The success of the Combo meals from the initial starters made other QSRs follow suit. Also, Consumer Goods companies, especially the premium ones, had to key into the sachet market by packaging their products into smaller sachets at affordable prices, to grow market share and bolster demand for their products.
However, a typical Burger King Bacon Cheeseburger that costs $1.49 (N610.9), when compared with a normal small beef Burger of N300-N500 could appear expensive. Burger King’s target market may then not be those who would be overly concerned about price.
“The Nigerian market is not really a rewarding market. When the price is cheap there is always that new craving by consumers to taste the new thing in town,” Ayorinde Akinloye, a consumer analyst at United Capital plc, said.
This is not the first time Burger King made a move for the Nigerian market. In 2018, Daniel Schwartz, chief executive officer of Restaurant Brands International, the parent company of Burger King, made a similar statement of penetrating the market but the company failed to show up.
Burger King outlets are already in seven African countries – Egypt, Ghana, Ivory Coast, Tunisia, Kenya, South Africa, and Morocco.
Abiola Gbemisola, a consumer analyst at FBNQuest, states that the Nigerian market is a multidimensional market, no single strategy can win the market because it is not effectively identified.
“Their strategy may not be only focussing on aspirational Nigerians but a mix of volumes as well as premium. What that means is that they will establish a brand name by targeting working-class and premium consumers in high-end locations, and over time they will begin to pursue volumes by going to other places to attract a larger number of consumers,” Gbemisola says.
The service sector is seen as the second largest employer of labour in Nigeria, and if Burger King makes good on its planned launching it could contribute towards generating some of the much-needed jobs.
“It is always good to see foreign brands that are held in high esteem come into Nigeria.
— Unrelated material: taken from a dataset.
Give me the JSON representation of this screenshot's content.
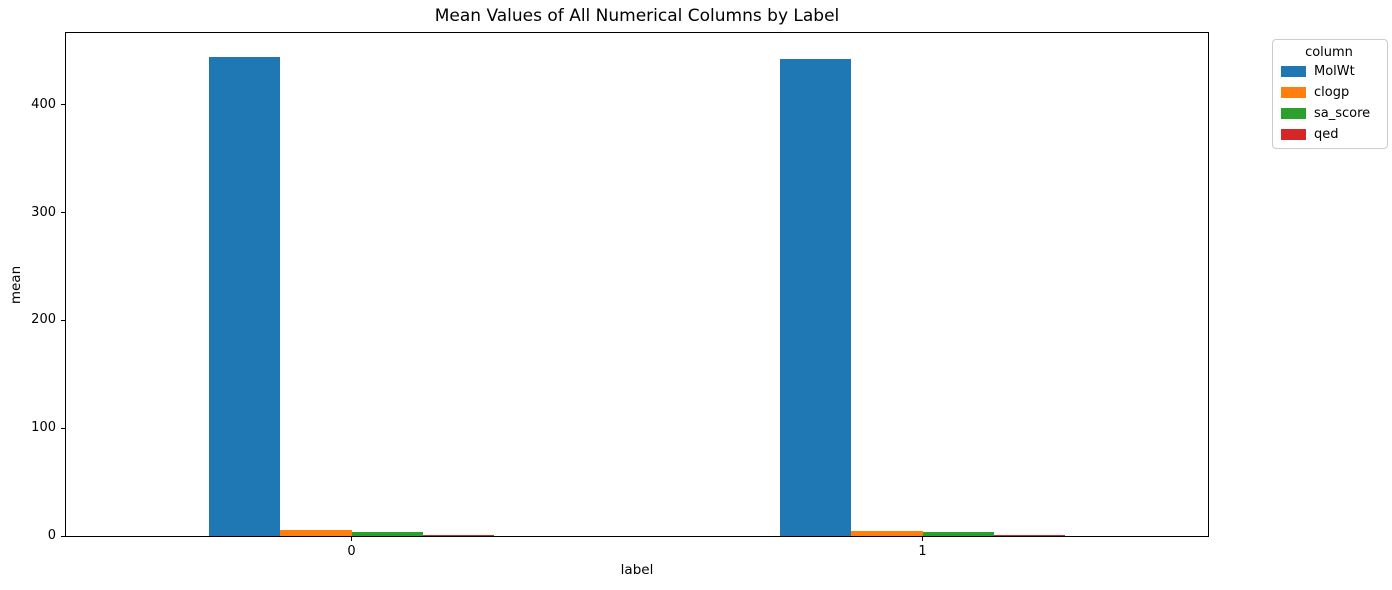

They are extending their franchise to a new market but also creating employment opportunities for Nigerians,” Egbas states.
In addition to the opportunities that it might bring, there are also fears that the burger giant may affect the demand for substitute products like pizza, shawarma, small chops, and other pastries.
“If their Burger is juicy, fresh, nutritious, and cheaper than other substitutes, people will prioritise it over other things just to get their product,” Cheng Fuller, a retail expert, says.